Pour Antonio López (Tomelloso, Ciudad Real, 88 ans), le côté positif de la fermeture de Marlborough, sa galerie depuis 1970, c’est que son engagement envers les galeries prend fin. En riant, il annonce qu’il ne compte plus signer avec personne, même s’il envisage de continuer à travailler comme il le fait actuellement, y compris des séances sous le soleil d’août à la Puerta del Sol de Madrid. Libéré de ses liens, il dit que la fin de la galerie et, surtout, de Pierre Levai, lui fait beaucoup de mal. « On savait que le coronavirus l’avait attaqué sauvagement. Il a survécu, mais c’est un homme très âgé pour qui il ne semble pas y avoir de successeur.

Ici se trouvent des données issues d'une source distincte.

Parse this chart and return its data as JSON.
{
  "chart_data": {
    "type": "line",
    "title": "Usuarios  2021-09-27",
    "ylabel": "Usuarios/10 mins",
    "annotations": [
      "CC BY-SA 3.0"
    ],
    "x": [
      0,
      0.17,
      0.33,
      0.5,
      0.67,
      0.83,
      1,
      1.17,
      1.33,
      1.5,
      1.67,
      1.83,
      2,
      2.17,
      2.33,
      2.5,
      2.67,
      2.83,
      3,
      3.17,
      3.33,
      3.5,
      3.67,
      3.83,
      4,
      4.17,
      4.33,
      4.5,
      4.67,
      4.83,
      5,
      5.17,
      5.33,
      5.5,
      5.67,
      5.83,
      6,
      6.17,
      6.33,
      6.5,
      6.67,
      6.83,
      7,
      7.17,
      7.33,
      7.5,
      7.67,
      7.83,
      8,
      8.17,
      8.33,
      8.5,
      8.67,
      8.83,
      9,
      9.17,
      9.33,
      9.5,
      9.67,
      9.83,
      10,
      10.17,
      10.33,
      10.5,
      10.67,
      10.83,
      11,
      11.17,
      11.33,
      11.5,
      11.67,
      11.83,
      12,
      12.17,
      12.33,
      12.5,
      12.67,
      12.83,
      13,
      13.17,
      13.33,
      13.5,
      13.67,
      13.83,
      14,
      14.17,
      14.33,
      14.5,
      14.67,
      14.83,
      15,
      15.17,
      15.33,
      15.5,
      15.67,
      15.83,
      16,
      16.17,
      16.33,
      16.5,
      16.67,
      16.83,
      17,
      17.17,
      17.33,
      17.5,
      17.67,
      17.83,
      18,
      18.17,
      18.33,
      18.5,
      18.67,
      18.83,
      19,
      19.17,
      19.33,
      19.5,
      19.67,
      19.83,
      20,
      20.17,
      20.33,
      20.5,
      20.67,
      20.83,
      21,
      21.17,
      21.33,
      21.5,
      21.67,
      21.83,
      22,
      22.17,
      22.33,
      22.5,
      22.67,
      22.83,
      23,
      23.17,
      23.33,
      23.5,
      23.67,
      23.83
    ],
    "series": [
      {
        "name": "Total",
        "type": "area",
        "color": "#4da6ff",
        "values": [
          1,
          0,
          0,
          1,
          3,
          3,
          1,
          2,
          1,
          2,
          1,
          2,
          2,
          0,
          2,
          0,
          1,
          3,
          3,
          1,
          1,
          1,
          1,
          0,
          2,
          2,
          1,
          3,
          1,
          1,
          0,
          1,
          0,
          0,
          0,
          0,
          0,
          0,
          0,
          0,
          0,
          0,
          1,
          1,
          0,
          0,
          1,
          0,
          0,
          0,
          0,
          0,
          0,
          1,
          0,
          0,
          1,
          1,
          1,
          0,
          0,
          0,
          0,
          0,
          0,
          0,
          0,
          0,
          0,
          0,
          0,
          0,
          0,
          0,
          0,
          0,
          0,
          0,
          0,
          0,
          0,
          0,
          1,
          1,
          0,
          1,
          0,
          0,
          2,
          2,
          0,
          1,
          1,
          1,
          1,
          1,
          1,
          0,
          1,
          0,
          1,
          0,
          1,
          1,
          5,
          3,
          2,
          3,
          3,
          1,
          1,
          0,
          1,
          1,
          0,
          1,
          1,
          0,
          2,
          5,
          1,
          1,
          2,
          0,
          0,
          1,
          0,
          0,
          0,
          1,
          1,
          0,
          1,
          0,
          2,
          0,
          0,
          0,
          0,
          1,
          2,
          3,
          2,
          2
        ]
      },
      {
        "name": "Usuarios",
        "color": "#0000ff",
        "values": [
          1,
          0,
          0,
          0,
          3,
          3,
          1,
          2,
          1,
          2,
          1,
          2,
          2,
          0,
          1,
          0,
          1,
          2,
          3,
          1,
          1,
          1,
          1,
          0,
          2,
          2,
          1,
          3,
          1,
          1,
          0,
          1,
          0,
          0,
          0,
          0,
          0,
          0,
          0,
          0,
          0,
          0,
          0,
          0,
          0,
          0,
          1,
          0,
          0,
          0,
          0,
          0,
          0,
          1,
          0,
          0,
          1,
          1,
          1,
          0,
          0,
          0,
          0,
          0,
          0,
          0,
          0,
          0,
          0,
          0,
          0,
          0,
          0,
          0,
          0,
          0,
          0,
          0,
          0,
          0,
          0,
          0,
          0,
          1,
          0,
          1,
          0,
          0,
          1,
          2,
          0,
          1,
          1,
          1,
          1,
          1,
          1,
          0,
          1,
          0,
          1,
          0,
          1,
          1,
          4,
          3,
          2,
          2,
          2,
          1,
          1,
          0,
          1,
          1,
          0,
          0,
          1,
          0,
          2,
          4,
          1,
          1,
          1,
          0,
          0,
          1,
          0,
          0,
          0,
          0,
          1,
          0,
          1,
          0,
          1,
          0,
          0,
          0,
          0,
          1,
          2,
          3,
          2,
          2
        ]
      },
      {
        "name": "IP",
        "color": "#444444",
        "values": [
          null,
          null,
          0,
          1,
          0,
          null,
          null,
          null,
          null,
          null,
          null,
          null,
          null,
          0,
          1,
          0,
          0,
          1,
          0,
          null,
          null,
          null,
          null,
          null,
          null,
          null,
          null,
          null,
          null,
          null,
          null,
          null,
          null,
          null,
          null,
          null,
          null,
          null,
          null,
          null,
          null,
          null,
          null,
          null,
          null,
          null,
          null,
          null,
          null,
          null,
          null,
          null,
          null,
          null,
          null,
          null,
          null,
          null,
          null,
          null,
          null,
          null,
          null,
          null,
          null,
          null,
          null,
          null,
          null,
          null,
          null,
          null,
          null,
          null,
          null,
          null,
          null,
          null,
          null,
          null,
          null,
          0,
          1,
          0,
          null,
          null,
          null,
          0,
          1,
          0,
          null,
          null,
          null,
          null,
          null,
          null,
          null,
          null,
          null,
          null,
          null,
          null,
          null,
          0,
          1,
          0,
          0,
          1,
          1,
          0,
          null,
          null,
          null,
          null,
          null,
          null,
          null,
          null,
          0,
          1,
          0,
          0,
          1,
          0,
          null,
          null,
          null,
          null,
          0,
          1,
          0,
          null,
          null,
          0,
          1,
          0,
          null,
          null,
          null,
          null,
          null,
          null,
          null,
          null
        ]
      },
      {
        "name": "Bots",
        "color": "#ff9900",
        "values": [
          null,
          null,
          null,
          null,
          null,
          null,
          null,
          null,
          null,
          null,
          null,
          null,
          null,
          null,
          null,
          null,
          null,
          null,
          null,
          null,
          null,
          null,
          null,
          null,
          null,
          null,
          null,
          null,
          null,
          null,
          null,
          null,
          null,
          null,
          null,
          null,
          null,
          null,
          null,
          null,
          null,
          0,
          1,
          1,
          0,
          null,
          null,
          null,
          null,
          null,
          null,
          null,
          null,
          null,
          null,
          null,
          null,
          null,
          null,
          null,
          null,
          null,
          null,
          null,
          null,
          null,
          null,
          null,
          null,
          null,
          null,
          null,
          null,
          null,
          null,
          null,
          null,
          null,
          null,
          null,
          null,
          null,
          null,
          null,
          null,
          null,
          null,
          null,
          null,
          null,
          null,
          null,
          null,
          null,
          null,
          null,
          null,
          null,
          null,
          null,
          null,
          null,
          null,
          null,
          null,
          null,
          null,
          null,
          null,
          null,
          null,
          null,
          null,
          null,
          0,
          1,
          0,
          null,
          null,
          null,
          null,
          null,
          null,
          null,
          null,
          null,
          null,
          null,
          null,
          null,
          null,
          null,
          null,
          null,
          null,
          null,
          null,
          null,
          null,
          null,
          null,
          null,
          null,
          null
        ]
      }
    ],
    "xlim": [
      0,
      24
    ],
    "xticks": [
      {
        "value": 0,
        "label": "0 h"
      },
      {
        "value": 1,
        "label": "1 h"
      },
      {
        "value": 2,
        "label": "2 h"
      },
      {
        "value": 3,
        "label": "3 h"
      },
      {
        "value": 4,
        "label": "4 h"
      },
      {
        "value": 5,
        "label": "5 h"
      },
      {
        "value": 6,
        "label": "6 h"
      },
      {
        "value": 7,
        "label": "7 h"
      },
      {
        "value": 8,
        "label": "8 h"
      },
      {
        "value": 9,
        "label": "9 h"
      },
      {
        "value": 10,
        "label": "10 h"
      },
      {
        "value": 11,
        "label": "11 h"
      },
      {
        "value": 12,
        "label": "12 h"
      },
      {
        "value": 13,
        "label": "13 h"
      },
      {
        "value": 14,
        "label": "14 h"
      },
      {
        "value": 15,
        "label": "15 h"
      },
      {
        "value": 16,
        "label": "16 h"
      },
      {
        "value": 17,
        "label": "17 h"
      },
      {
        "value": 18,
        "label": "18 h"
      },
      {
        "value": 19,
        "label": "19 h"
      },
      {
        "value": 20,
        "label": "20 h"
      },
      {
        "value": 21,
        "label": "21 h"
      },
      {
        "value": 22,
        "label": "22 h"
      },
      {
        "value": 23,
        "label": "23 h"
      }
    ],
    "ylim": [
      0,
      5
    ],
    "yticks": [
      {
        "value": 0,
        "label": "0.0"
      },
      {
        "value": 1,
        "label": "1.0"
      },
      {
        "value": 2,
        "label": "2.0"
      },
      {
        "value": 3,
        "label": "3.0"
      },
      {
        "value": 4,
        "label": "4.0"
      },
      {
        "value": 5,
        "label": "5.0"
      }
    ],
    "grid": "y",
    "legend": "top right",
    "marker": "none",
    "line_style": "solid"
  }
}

Je ne sais rien de tout cela, mais le fils n’a pas réussi et nous apprenons que cette entreprise a des activités qui dépassent le marché de l’art. Je ne sais pas comment ils vont résoudre le problème, mais la fin est très triste. “Pierre m’aimait et me respectait.”

Antonio López, Prix Prince des Asturies pour les Arts et chef visible de la figuration madrilène, se souvient du moment où il a signé son contrat : « J’étais alors avec Juana Mordó. J’étais content car j’avais exposé mes peintures en Europe et aux États-Unis, mais j’ai reçu une offre de Marlborough. Dans les années 70, les deux grandes galeries mondiales étaient Maeght et Marlborough. Je n’aurais pas bougé, mais Mari [su esposa, la pintora María Moreno] Il a insisté et j’ai fini par signer. Il n’a aucun regret et il n’est pas sûr de s’arrêter à Orfila 5 à un moment donné. Peut-être avant la clôture définitive, lors de l’exposition de son amie Soledad Sevilla, avec laquelle le rideau tombera définitivement.